His German contemporary,
Reimarus, a student of the New Testament, anticipated the modern
conclusion that Jesus had no intention of founding a new religion, and
saw that the Gospel of St. John presents a different figure from the
Jesus of the other evangelists.
But in the nineteenth century the methods of criticism, applied by
German scholars to Homer and to the records of early Roman history, were
extended to the investigation of the Bible. The work has been done
principally in Germany. The old tradition that the Pentateuch was
written by Moses has been completely discredited. It is now
[193] agreed unanimously by all who have studied the facts that the
Pentateuch was put together from a number of different documents of
different ages, the earliest dating from the ninth, the last from the
fifth, century B.C.; and there are later minor additions. An important,
though undesigned, contribution was made to this exposure by an
Englishman, Colenso, Bishop of Natal. It had been held that the oldest
of the documents which had been distinguished was a narrative which
begins in Genesis, Chapter I, but there was the difficulty that this
narrative seemed to be closely associated with the legislation of
Leviticus which could be proved to belong to the fifth century.
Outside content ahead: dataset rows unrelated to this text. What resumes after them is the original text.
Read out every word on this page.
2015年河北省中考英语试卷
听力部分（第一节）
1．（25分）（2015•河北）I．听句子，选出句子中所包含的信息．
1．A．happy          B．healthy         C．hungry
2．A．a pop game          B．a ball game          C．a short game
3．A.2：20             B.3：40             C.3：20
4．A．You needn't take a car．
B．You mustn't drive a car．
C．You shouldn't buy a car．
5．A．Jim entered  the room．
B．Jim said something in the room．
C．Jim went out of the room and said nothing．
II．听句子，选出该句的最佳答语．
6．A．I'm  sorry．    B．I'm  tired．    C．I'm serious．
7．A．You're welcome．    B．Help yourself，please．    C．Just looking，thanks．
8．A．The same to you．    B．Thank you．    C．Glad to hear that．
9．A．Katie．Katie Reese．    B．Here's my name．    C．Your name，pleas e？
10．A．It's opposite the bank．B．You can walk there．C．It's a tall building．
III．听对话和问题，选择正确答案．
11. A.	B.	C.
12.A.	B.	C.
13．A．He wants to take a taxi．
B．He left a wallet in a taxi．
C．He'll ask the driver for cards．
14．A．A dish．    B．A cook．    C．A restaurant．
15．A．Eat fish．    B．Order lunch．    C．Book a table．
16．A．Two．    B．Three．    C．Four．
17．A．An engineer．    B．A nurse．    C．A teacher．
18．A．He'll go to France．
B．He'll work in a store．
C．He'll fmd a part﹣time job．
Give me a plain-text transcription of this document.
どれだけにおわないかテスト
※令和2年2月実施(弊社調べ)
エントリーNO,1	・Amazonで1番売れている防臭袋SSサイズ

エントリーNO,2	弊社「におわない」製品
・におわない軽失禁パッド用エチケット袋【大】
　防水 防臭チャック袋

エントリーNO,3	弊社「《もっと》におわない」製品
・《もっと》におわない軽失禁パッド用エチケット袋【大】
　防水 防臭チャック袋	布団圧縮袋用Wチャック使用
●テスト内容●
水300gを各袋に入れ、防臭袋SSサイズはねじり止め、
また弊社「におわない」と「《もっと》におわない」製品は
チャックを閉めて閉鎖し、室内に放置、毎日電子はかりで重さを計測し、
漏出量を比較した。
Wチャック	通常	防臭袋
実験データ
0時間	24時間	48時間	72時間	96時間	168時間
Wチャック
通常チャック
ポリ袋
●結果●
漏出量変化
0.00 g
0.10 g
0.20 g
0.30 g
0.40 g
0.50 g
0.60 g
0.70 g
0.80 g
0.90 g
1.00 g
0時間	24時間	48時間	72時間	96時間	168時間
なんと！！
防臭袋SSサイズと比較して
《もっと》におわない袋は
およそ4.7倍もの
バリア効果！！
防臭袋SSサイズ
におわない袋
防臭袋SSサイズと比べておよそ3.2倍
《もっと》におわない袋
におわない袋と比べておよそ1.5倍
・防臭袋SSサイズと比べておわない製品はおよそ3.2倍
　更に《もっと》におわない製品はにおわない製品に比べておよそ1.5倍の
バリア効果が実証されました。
In 1862
Colenso published the first part of his Pentateuch and the Book of
Joshua Critically Examined. His doubts of the truth of Old Testament
history had been awakened by a converted Zulu who asked the intelligent
question whether he could really believe in the story of the Flood,
"that all the beasts and birds and creeping things upon the earth, large
and small, from hot countries and cold, came thus by pairs and entered
into the ark with Noah? And did Noah gather food for them all, for the
beasts and birds of prey as well as the rest?" The Bishop then proceeded
to test the accuracy of the inspired books by examining
[194] the numerical statements which they contain.